Corporate America Doesn’t Give a Damn About You



 You’re a middle-class American, right? 

You have enough money in the bank to be a Chase Private Client, which entitles you to a Chase Private Client debit card. 

You’ve accumulated enough points staying at Hilton hotels to hold a Diamond status on your Hilton Honors card. 

When you travel on business, you frequently rent cars from Budget, and you expect Budget to treat you with exceptional courtesy and to be helpful if you have a problem.

Let me set you straight in the parlance of our times. That don’t mean shit!

American corporations don’t give a damn about their customers, and their television ads, bonus programs, and so-called special services are just bullshit.

I have enough bucks at Chase Bank to qualify as a Chase Private Client. A few years ago, $3,000 left my account through fraud. Chase detected the scam in time to stop the transfer but concluded that the transfer had to go through.

I protested, pointing out that I was a Chase Private Client. The answer I got? “We treat all customers the same.” When I contacted my so-called “financial advisor,” he pleaded with me not to use the word “fraud” in my email messages because that would cause him trouble with the FTC.

I filed a complaint with the Consumer Financial Protection Bureau, the Federal Trade Commission, and the Federal Banking Commission, and I finally got my money back. Still, I learned from that experience that being a Chase Private Client doesn’t mean squat.

I have enough points with the Hilton Honors program to qualify as a Diamond-Level customer. Big whoop! When I called late one night to make a last-minute reservation, some guy at the call center tried to get me to listen to a spiel about timeshares! 

Later, I stumbled outside the front door at the Hilton hotel in Halifax and scraped my elbow. My wife asked the desk clerk at the registration desk for some bandaids, and he replied that the hotel doesn’t have a first aid kit. And by the way, the desk clerk said that without looking up from his cellphone. (He eventually found us some bandaids.)

Wanna hear about Budget Rentacar? I rented a Budget rental car at the Phoenix airport two years ago. Electric power went down, making the rental car center a chaotic nightmare.

The car I rented had a minor scrape, but I couldn’t report that fact to any Budget employee due to the confusion caused by the electricity shutdown.  

When I returned the car, Budget claimed I had scraped it and billed me for $400. The Budget brochure I obtained at checkout stated that any dispute must be arbitrated and gave me an address in New Jersey. 

So I sent a certified letter to Budget’s address in its brochure. You know what?
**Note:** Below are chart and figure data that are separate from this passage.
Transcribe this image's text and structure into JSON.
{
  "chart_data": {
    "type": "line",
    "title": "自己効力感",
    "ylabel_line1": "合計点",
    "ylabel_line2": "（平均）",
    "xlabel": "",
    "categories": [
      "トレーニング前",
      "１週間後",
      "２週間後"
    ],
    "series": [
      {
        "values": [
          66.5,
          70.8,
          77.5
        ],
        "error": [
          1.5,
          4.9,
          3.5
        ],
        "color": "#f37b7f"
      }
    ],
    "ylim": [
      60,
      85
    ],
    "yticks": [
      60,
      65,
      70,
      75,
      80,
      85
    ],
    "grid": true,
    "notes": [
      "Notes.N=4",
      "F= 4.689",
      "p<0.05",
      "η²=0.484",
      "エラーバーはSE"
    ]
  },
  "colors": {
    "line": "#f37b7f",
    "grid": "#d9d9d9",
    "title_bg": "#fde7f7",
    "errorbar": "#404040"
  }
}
Budget’s hacks wouldn’t accept the letter!

I finally got that straightened out, but I learned something from my experience with Budget. If you’ve got a problem, it’s impossible to get in touch with anyone who has the authority to solve it.

I still patronize the Hilton hotels, bank with Chase, and occasionally rent a car from Budget, but I have learned something in my dealings with corporate America.
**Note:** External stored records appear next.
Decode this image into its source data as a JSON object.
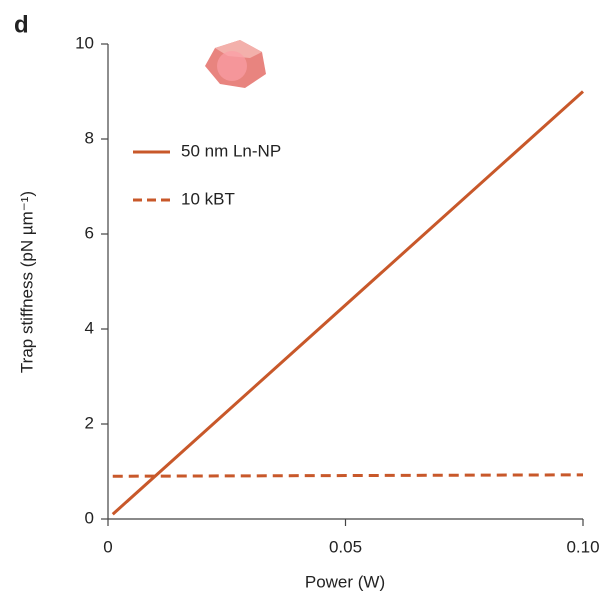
{
  "chart_data": {
    "type": "line",
    "panel_label": "d",
    "x_label": "Power (W)",
    "y_label": "Trap stiffness (pN µm⁻¹)",
    "x": [
      0.001,
      0.1
    ],
    "series": [
      {
        "name": "50 nm Ln-NP",
        "color": "#c8582a",
        "linestyle": "solid",
        "values": [
          0.1,
          9.0
        ]
      },
      {
        "name": "10 kBT",
        "color": "#c8582a",
        "linestyle": "dashed",
        "values": [
          0.9,
          0.93
        ]
      }
    ],
    "xlim": [
      0,
      0.1
    ],
    "xticks": [
      0,
      0.05,
      {
        "value": 0.1,
        "label": "0.10"
      }
    ],
    "ylim": [
      0,
      10
    ],
    "yticks": [
      0,
      2,
      4,
      6,
      8,
      10
    ],
    "legend": "upper left",
    "grid": false
  }
}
Corporate employees who interact with the public are generally polite and strive to be helpful. I always compliment these people when I’m asked to fill out an online survey. I always tip people when it is appropriate to do so. 

Unfortunately, the employees who work for corporate America are powerless to solve a customer’s problems because the corporate shills at the top of the food chain won’t let them.

Have yourself a nice day. And if you spend the night at the Hollis Hilton in Halifax, bring your own first aid kit!